Method: In 10 patients who underwent DBS atlas based Vim targets were determined in both hemispheres. In addition, we have performed deterministic fiber-tracking based on diffusion tensor imaging (DTI) of the dentato-rubro-thalamic tract (DRTT), pyramidal tract (PT) and lemniscus medialis (LM) in all 20 hemispheres. Standardized regions of interest and DTI parameters were used in all cases. Subsequently we measured the distance from the atlas based Vim target to each tract along the medial/lateral (x-coordinate), anterior/posterior (y-coordinate) and superior/inferior axis (z-coordinate).
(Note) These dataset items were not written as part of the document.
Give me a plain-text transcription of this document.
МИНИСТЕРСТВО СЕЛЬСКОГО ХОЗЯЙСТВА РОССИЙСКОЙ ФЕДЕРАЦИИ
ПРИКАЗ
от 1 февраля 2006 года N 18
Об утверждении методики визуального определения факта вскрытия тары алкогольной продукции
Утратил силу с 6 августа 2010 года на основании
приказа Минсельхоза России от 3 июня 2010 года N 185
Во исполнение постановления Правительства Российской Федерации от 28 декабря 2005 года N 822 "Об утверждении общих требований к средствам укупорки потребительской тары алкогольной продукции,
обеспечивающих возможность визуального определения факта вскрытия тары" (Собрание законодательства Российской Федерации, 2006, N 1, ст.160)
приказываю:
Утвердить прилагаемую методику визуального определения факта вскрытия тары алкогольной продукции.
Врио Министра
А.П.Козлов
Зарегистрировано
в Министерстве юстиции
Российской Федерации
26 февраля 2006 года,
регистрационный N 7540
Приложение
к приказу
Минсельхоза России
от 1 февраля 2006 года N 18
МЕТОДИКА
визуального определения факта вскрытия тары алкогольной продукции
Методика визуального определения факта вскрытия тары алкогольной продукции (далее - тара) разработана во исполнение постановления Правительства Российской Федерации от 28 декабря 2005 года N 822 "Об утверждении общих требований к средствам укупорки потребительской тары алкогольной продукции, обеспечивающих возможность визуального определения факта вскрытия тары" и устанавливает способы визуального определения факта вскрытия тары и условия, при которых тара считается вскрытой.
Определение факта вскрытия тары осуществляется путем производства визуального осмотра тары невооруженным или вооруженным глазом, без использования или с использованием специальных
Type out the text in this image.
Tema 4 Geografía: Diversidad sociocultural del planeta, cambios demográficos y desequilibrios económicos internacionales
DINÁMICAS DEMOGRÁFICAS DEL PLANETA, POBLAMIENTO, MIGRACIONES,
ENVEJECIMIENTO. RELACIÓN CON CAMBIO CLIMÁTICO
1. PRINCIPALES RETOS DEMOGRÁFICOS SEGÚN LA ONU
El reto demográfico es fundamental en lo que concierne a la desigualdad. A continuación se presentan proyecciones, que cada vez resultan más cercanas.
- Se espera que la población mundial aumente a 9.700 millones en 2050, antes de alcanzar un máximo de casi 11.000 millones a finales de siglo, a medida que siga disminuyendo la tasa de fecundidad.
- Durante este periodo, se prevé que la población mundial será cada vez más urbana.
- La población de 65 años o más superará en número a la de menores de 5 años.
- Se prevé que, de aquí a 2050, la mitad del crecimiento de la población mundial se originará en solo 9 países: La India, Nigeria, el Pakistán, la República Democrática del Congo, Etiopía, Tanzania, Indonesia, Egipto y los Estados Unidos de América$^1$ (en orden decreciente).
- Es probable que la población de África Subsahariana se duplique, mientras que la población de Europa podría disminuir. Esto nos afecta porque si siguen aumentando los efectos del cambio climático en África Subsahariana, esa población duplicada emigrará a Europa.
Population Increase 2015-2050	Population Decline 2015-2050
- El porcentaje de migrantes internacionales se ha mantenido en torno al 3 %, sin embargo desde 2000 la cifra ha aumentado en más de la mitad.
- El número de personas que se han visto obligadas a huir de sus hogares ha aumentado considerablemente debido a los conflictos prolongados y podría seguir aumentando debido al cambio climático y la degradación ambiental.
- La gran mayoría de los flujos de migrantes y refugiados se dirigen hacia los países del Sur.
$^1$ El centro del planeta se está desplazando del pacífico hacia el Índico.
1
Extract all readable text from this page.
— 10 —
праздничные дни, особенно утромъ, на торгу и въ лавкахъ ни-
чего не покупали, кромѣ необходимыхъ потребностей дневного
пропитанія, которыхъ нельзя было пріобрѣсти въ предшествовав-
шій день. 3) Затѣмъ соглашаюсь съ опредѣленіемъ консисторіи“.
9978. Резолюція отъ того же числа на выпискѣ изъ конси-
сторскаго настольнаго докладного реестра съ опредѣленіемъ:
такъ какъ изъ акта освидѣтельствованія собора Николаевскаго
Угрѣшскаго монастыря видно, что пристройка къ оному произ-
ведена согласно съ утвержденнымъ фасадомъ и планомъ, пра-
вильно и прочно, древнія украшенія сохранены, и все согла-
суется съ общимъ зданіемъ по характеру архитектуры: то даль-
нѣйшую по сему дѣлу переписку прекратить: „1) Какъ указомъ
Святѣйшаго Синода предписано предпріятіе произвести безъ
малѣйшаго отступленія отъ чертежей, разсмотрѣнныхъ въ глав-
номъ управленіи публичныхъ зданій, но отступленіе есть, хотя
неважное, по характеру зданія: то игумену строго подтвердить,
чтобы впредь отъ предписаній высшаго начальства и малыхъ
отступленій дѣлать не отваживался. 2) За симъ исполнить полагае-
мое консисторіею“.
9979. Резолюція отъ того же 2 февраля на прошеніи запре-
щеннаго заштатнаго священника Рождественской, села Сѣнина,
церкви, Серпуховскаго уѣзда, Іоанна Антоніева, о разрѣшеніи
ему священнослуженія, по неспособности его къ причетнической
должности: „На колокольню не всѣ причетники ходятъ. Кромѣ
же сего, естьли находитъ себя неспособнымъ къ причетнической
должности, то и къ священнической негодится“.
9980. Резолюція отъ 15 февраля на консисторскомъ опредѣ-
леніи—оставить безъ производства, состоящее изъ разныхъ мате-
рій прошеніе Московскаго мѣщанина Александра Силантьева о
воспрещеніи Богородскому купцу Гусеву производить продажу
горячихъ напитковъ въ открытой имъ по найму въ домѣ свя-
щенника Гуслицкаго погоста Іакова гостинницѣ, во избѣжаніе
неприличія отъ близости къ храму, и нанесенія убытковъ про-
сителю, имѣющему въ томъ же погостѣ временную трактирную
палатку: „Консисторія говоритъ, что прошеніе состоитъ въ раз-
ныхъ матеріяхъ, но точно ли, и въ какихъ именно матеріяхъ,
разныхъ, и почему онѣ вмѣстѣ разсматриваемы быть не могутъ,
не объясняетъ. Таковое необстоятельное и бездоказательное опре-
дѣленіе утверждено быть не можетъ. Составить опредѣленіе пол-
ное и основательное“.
Results: 17 out of 20 DRTTs could be depicted with our standardized DTI/fiber tracking parameters. The PT and the LM could be displayed in all 20 hemispheres. The projection of the atlas based Vim target was found medial (n=2), lateral (n=4) and inside the DRTT (n=11) (concerning the x-coordinate) with a mean distance of 2.1mm. Along the y-axis atlas targets were positioned anterior (n=1), posterior (n=11) and inside the DRTT (n=5) with a mean distance of 2.8mm. 3 targets were located superior, 4 inferior and 10 inside the DRTT concerning the z-axis (mean distance = 2.0mm). A similar variability of positions of the atlas targets was found regarding the PT and LM.
Conclusions: We found a considerable variability of the locations of atlas-based target points of the ventralis intermedius nucleus in relation to neighboring major fiber tracts in individual patients. These results suggest that DTI based fiber tracking might help to individualize targeting to structures not directly visible on conventional MRI.